The Virgin Mary
Gouache or oil on paper
Signature lower right Maurice Chabas
Good condition, some holes on the right
Dimensions: 49.7 x 35 cm Price on request Maurice Chabas was born in Nantes. The son of a wealthy merchant and amateur painter, he was the older brother of the painter Paul-Émile Chabas. His father, an amateur painter, encouraged the artistic vocation of his two sons Maurice and Paul, while their older brother, Charles, took over the family business. After attending the École des Beaux-Arts in Nantes, the two young men, whose family moved to Paris, benefited from the teachings of the Académie Julian. Both students of William Bougereau and Tony Robert-Fleury, they gradually took very different paths. Closer to his masters, Paul-Émile developed a more worldly style, focusing on the female figure and the nude. Conversely, Maurice, after devoting himself to a gallant pre-Raphaelitism in the 1890s, gradually turned to the symbolist landscape.
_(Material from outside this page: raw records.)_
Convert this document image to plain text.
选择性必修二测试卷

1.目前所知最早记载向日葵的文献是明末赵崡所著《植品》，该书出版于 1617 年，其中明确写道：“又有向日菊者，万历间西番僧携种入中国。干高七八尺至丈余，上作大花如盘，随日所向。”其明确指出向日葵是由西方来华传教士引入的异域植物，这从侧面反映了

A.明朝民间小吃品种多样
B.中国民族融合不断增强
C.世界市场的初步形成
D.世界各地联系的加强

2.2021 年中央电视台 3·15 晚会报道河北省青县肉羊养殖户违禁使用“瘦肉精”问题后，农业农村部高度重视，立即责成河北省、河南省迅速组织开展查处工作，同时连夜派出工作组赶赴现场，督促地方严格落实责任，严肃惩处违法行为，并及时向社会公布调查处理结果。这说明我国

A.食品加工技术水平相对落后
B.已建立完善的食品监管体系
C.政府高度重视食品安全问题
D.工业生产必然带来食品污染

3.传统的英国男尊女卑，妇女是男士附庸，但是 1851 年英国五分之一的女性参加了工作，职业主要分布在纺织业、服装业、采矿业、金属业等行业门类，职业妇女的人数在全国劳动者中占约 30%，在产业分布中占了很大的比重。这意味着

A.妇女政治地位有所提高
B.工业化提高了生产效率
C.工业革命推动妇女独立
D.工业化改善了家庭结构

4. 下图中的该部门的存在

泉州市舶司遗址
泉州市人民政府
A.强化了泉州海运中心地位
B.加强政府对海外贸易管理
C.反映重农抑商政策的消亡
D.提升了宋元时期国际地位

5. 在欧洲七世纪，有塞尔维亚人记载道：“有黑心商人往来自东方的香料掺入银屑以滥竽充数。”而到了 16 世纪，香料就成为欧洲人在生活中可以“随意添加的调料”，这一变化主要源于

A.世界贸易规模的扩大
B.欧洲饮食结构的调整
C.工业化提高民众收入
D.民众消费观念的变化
Maurice Chabas, an atypical painter: He simultaneously produced a body of work with the most diverse aesthetics. Moving indifferently from academicism to Symbolism, Nabi or a certain abstraction, he refused to subscribe to a single aesthetic and sought above all to elevate the spirit and reveal Beauty. His metaphysical reflections and his spiritual quest led him to frequent theologians, Hindu mystics, astronomers such as Camille Flammarion, spiritualists and occultists including Joséphin Péladan, founder of the Salon de la Rose-Croix where he exhibited from 1892 to 1897. This plurality of styles is based on the same idealist and spiritualist conception, which animates all his work. Chabas, in fact, was convinced of the social role of the artist as a spiritual guide. He took part in the Salons and the universal exhibitions of Paris in 1900 and Brussels in 1910.